Whenever someone says they want to lose weight, what they usually mean is that they want to lose body fat.
For someone that has some weight to lose or even just someone looking to improve their body composition, you’d still want to maintain as much lean muscle mass as possible. This is why weight loss goals are actually fat loss goals.
With that said, burning fat boils down to a very simple math equation: You need to burn more calories than you consume. Now, of course, food quality and the nutrient density of your food matter, but when talking about fat loss, you need to be in a caloric deficit. It’s that simple.
But simple doesn’t mean easy, and this is where food quality comes into play when it comes to fat loss.
By prioritizing high-quality, whole foods, you ensure that you’re getting plenty of fiber and protein in your diet. Both of these are incredibly important to help you feel satiated, meaning they will make it easier for you to adhere to a caloric deficit without intense cravings.
When it comes to fat loss, many people find success in the short term but struggle in the long term. Why is that?
Well, if you’re constantly dieting and putting yourself into too much of a caloric deficit, you may lose weight, but it won’t be sustainable. The key to long-term fat loss is to find habits that will make it easy for you to sustain a small caloric deficit over a more extended period of time. Short bouts of intense deficits will get you quick results, but the pendulum often swings back the other way and will put you back at square one or worse.
Consistency is key when it comes to fat loss. If you are in a significant caloric deficit Monday through midday Friday, but then you overindulge on the weekends, your average caloric intake for the week may not even be a deficit at all. This inconsistency will actually lead to weight gain instead of fat loss if “cheat days” are too extreme.
It doesn’t pay off to be too restrictive when it comes to fat loss. Both the caloric deficit you should aim for and the foods you choose to cut off should be something that doesn’t feel too extreme or unsustainable.
Long-term results take EFFORT and consistency over time. Chasing shortcuts may seem like it will get you there quicker, but it won’t.
ONE THING TO TRY THIS WEEK
Protein and veggies. That’s it.
We’ve said this before and we’ll say it again (because it works): Focusing on what to ADD to your plate instead of worrying about what to keep off your plate can be a great method to finding a sustainable way to progress towards your nutrition goals.
For anyone looking to lose body fat, it will be significantly easier to maintain a caloric deficit if your meals are made up of adequate protein and fiber.

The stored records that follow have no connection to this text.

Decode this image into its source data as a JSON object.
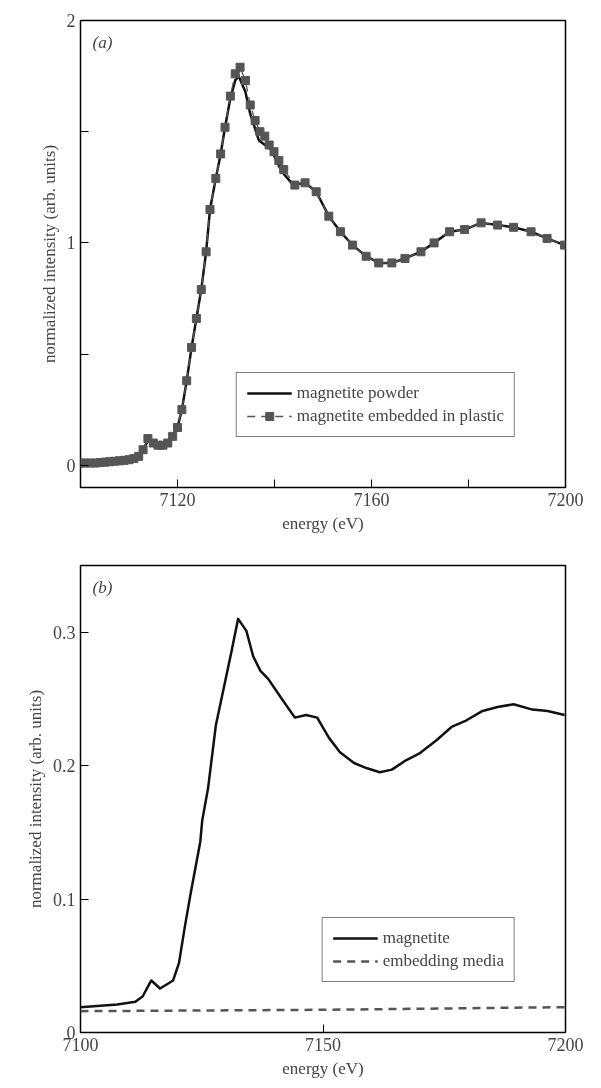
{
  "chart_data": [
    {
      "type": "line",
      "title": "(a)",
      "xlabel": "energy (eV)",
      "ylabel": "normalized intensity (arb. units)",
      "xlim": [
        7100,
        7200
      ],
      "ylim": [
        -0.1,
        2
      ],
      "xticks": [
        7120,
        {
          "value": 7140,
          "label": null
        },
        7160,
        {
          "value": 7180,
          "label": null
        },
        7200
      ],
      "yticks": [
        0,
        {
          "value": 0.5,
          "label": null
        },
        1,
        {
          "value": 1.5,
          "label": null
        },
        2
      ],
      "grid": false,
      "legend": "bottom right",
      "series": [
        {
          "name": "magnetite powder",
          "color": "#111111",
          "line_style": "solid",
          "marker": "none",
          "x": [
            7100,
            7105,
            7107.3,
            7110.5,
            7112,
            7112.9,
            7113.9,
            7115,
            7116,
            7117,
            7118,
            7119,
            7120,
            7120.9,
            7121.9,
            7122.9,
            7123.9,
            7124.9,
            7125.9,
            7126.7,
            7127.9,
            7128.9,
            7129.8,
            7130.9,
            7131.9,
            7132.6,
            7134,
            7135,
            7136.8,
            7139.3,
            7141.5,
            7143.9,
            7146.3,
            7148.6,
            7151.2,
            7153.6,
            7156.1,
            7158.9,
            7161.5,
            7164.2,
            7166.9,
            7170.2,
            7172.9,
            7176.1,
            7179.2,
            7182.6,
            7186,
            7189.3,
            7192.9,
            7196.2,
            7199.8
          ],
          "values": [
            0.01,
            0.015,
            0.02,
            0.025,
            0.04,
            0.07,
            0.11,
            0.1,
            0.09,
            0.09,
            0.1,
            0.13,
            0.17,
            0.25,
            0.38,
            0.53,
            0.66,
            0.79,
            0.96,
            1.15,
            1.29,
            1.4,
            1.52,
            1.65,
            1.73,
            1.75,
            1.68,
            1.58,
            1.46,
            1.42,
            1.32,
            1.26,
            1.27,
            1.23,
            1.12,
            1.05,
            0.99,
            0.94,
            0.91,
            0.91,
            0.93,
            0.96,
            1.0,
            1.05,
            1.06,
            1.09,
            1.08,
            1.07,
            1.05,
            1.02,
            0.99
          ]
        },
        {
          "name": "magnetite embedded in plastic",
          "color": "#555555",
          "line_style": "dashed",
          "marker": "square",
          "x": [
            7100,
            7101,
            7102,
            7103,
            7104,
            7105,
            7106,
            7107,
            7108,
            7109,
            7110,
            7111,
            7112,
            7112.9,
            7113.9,
            7115,
            7116,
            7117,
            7118,
            7119,
            7120,
            7120.9,
            7121.9,
            7122.9,
            7123.9,
            7124.9,
            7125.9,
            7126.7,
            7127.9,
            7128.9,
            7129.8,
            7130.9,
            7131.9,
            7132.9,
            7134,
            7135,
            7136,
            7137,
            7138,
            7138.9,
            7139.9,
            7140.9,
            7141.9,
            7144.2,
            7146.3,
            7148.6,
            7151.2,
            7153.6,
            7156.1,
            7158.9,
            7161.5,
            7164.2,
            7166.9,
            7170.2,
            7172.9,
            7176.1,
            7179.2,
            7182.6,
            7186,
            7189.3,
            7192.9,
            7196.2,
            7199.8
          ],
          "values": [
            0.01,
            0.01,
            0.01,
            0.01,
            0.012,
            0.014,
            0.016,
            0.018,
            0.02,
            0.022,
            0.025,
            0.03,
            0.04,
            0.07,
            0.12,
            0.1,
            0.09,
            0.09,
            0.1,
            0.13,
            0.17,
            0.25,
            0.38,
            0.53,
            0.66,
            0.79,
            0.96,
            1.15,
            1.29,
            1.4,
            1.52,
            1.66,
            1.76,
            1.79,
            1.73,
            1.62,
            1.55,
            1.5,
            1.48,
            1.44,
            1.41,
            1.37,
            1.33,
            1.26,
            1.27,
            1.23,
            1.12,
            1.05,
            0.99,
            0.94,
            0.91,
            0.91,
            0.93,
            0.96,
            1.0,
            1.05,
            1.06,
            1.09,
            1.08,
            1.07,
            1.05,
            1.02,
            0.99
          ]
        }
      ]
    },
    {
      "type": "line",
      "title": "(b)",
      "xlabel": "energy (eV)",
      "ylabel": "normalized intensity (arb. units)",
      "xlim": [
        7100,
        7200
      ],
      "ylim": [
        0,
        0.35
      ],
      "xticks": [
        7100,
        7150,
        7200
      ],
      "yticks": [
        0,
        0.1,
        0.2,
        0.3
      ],
      "grid": false,
      "legend": "bottom right",
      "series": [
        {
          "name": "magnetite",
          "color": "#111111",
          "line_style": "solid",
          "marker": "none",
          "x": [
            7100,
            7107.6,
            7111.3,
            7112.8,
            7114.6,
            7116.4,
            7119.1,
            7120.3,
            7121.5,
            7122.7,
            7124.7,
            7125.1,
            7126.3,
            7127.9,
            7131.1,
            7132.5,
            7134.2,
            7135.6,
            7137.1,
            7138.7,
            7141.7,
            7144.2,
            7146.5,
            7148.8,
            7151.2,
            7153.5,
            7156.4,
            7159.1,
            7161.7,
            7164.2,
            7167.1,
            7169.8,
            7173.4,
            7176.5,
            7179.6,
            7182.9,
            7186,
            7189.3,
            7193.2,
            7196.3,
            7199.8
          ],
          "values": [
            0.019,
            0.021,
            0.023,
            0.027,
            0.039,
            0.033,
            0.039,
            0.052,
            0.079,
            0.104,
            0.143,
            0.159,
            0.183,
            0.23,
            0.285,
            0.31,
            0.301,
            0.282,
            0.271,
            0.265,
            0.249,
            0.236,
            0.238,
            0.236,
            0.221,
            0.21,
            0.202,
            0.198,
            0.195,
            0.197,
            0.204,
            0.209,
            0.219,
            0.229,
            0.234,
            0.241,
            0.244,
            0.246,
            0.242,
            0.241,
            0.238
          ]
        },
        {
          "name": "embedding media",
          "color": "#555555",
          "line_style": "dashed",
          "marker": "none",
          "x": [
            7100,
            7150,
            7200
          ],
          "values": [
            0.016,
            0.017,
            0.019
          ]
        }
      ]
    }
  ]
}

What does that look like? Without needing a food scale, you can use the Hands On Nutrition method and aim for a palm-size (or two) of protein and two cupped handfuls of fruits or vegetables for every meal.
With plenty of protein and fiber in your diet, it should make it easier to avoid excessive snacking or intense cravings.
With all that said, the aim is still to be in a caloric deficit if fat loss is your goal. However, by focusing on satiating foods like fiber and protein, that goal might be a lot easier to achieve in the short term and the long term.